I find it helpful to view "bad" behaviors like procrastinating, bikeshedding, etc as carrying useful signals about one's internal state or the nature of the problem. For instance:

  1. If the tangential idea seems more interesting than your research, why? Did you know that the research seemed less-interesting when you committed to it? You probably had good reasons to think that the delayed gratification of the research was ultimately more rewarding to you than the instant gratification of other things you could be doing; can you reconnect with those reasons? Or perhaps the research seemed much more interesting when you started the project. What changed -- does the current part of your work seem disconnected from the interesting parts? Perhaps you're catching onto some pattern in your work so far, which you haven't yet looked at closely enough to articulate, that suggests your current task is less likely to be useful than you'd assumed when you committed to it? And how are you certain that the interesting idea is truly unrelated to your research goal -- can you brainstorm a few ways that it could conceivably connect? Are any of these new ideas useful to your main task?

  2. What's wrong with starting the essay? Are you afraid of failing, afraid of being judged by someone you respect if you don't execute it well enough? Are you worried that you haven't done your research well enough beforehand, or have missed something important?

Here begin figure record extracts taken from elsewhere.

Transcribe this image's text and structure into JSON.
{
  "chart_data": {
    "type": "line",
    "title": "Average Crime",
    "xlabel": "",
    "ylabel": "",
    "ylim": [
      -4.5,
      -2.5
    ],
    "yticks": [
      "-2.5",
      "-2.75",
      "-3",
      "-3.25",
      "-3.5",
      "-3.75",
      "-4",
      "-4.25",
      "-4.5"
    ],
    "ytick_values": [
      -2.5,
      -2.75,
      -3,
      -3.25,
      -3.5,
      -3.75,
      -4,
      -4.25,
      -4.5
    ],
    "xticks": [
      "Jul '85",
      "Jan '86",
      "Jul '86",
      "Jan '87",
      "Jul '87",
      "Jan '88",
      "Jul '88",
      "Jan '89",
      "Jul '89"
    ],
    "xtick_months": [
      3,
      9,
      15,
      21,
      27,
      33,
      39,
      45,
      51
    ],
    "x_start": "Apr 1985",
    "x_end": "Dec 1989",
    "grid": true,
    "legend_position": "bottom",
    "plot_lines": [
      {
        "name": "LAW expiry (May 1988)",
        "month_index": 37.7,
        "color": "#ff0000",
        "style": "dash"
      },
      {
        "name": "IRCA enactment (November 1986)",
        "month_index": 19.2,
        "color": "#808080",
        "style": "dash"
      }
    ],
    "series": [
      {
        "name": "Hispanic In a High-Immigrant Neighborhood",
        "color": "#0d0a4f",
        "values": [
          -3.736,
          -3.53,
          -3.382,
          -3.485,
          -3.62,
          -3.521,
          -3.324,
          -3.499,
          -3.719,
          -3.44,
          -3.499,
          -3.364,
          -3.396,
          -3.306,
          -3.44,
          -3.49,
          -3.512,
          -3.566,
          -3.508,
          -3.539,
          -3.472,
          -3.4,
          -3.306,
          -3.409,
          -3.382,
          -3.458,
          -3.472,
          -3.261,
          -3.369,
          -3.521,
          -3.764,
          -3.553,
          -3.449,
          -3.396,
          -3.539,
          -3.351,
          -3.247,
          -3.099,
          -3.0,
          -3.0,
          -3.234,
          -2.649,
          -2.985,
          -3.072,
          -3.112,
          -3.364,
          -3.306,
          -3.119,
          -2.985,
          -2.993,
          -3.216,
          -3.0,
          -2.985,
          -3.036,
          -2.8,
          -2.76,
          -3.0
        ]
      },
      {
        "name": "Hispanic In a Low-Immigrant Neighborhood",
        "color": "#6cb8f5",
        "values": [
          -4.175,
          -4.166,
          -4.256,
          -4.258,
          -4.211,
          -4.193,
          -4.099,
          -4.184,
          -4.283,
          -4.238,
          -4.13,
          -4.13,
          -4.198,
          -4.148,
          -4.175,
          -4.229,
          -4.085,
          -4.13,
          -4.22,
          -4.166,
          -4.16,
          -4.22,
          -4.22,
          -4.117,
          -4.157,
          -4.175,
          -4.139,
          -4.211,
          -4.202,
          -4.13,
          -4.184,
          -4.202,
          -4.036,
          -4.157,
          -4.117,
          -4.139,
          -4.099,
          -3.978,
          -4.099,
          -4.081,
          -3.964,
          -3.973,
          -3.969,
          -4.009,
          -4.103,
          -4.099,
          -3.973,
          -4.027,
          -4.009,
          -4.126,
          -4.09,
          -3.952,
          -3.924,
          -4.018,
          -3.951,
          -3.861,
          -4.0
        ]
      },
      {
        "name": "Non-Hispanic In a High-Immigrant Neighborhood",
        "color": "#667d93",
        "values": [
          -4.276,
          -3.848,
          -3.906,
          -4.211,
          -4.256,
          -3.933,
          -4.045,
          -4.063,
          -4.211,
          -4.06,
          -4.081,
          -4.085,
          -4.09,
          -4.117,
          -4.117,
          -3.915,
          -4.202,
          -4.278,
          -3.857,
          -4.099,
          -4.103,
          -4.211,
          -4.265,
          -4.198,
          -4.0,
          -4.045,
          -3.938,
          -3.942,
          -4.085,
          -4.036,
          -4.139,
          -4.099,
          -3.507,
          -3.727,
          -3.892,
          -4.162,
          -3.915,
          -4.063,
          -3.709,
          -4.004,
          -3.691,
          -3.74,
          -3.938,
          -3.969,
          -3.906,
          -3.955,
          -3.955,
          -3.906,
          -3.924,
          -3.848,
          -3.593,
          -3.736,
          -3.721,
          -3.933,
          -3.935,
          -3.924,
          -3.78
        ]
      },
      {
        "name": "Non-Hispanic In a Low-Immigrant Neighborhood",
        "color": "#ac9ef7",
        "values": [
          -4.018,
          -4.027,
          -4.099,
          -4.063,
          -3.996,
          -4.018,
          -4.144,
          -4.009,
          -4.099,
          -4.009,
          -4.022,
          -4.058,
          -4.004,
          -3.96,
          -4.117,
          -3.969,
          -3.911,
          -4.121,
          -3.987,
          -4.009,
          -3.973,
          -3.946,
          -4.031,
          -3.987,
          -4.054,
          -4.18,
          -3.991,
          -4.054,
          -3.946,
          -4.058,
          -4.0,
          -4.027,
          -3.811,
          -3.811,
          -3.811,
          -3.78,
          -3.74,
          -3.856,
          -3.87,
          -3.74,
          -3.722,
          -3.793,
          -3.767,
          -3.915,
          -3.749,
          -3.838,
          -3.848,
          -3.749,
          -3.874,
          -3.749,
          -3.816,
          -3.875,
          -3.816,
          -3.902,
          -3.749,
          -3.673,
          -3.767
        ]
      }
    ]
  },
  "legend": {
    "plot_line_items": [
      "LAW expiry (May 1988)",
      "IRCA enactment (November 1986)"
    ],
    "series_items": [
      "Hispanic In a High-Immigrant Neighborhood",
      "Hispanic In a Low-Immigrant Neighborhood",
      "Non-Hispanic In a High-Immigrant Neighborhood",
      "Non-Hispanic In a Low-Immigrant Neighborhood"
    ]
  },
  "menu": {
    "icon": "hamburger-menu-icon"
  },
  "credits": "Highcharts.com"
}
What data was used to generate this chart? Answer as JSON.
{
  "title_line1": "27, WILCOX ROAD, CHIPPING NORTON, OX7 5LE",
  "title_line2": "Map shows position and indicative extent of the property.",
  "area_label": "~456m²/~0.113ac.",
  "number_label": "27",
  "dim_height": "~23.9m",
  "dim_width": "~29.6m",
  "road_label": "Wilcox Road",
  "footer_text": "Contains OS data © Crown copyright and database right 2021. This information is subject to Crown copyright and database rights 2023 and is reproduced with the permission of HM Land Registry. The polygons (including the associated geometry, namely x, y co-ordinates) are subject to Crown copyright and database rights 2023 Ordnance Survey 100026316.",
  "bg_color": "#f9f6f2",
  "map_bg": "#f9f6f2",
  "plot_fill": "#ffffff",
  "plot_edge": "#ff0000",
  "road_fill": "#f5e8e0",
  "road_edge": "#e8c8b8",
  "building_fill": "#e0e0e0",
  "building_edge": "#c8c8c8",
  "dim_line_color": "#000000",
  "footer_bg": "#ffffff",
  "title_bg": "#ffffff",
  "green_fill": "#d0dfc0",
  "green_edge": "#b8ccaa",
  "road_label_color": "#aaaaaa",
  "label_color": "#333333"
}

Does your outline for the essay look superficially ready but not feel right; do you need to go back and figure out how to connect the ideas in it together in a way that flows better? Does anything surprise you when you examine your resistance to starting?

Is your difficulty focusing telling you something about your internal state? Is your brain signaling "this is the best I can do on what you are/aren't feeding me", or "this is the best I can do on how much stress and how little sleep we're getting"? If at that time you have the cognitive capacity for mechanical tasks but not for creative ones (formatting rather than writing), is there a mechanical task you could do that would make a meaningful improvement to your essay (perhaps putting together all the citations you'll need, instead of worrying about the font size?)? What does this experience teach you about how you can schedule your writing tasks for times you'll be in a better state for writing?

  1. Optimization around a task, versus just doing the task, is a fun hobby and indicative that your curiosity and metacognition are working well, in my opinion. I think it's a form of play, and play seems to be very good for brains. You hopefully already have strategies for balancing work with play -- bring them to bear on the problem of splitting your play with the task from your work on the task. If a particular task is especially magnetic toward this sort of play, you might do well to schedule your play-time on optimizing it right before your work-time on completing it, which can turn the work-time into a sort of reward where you get to test the new system you played at designing.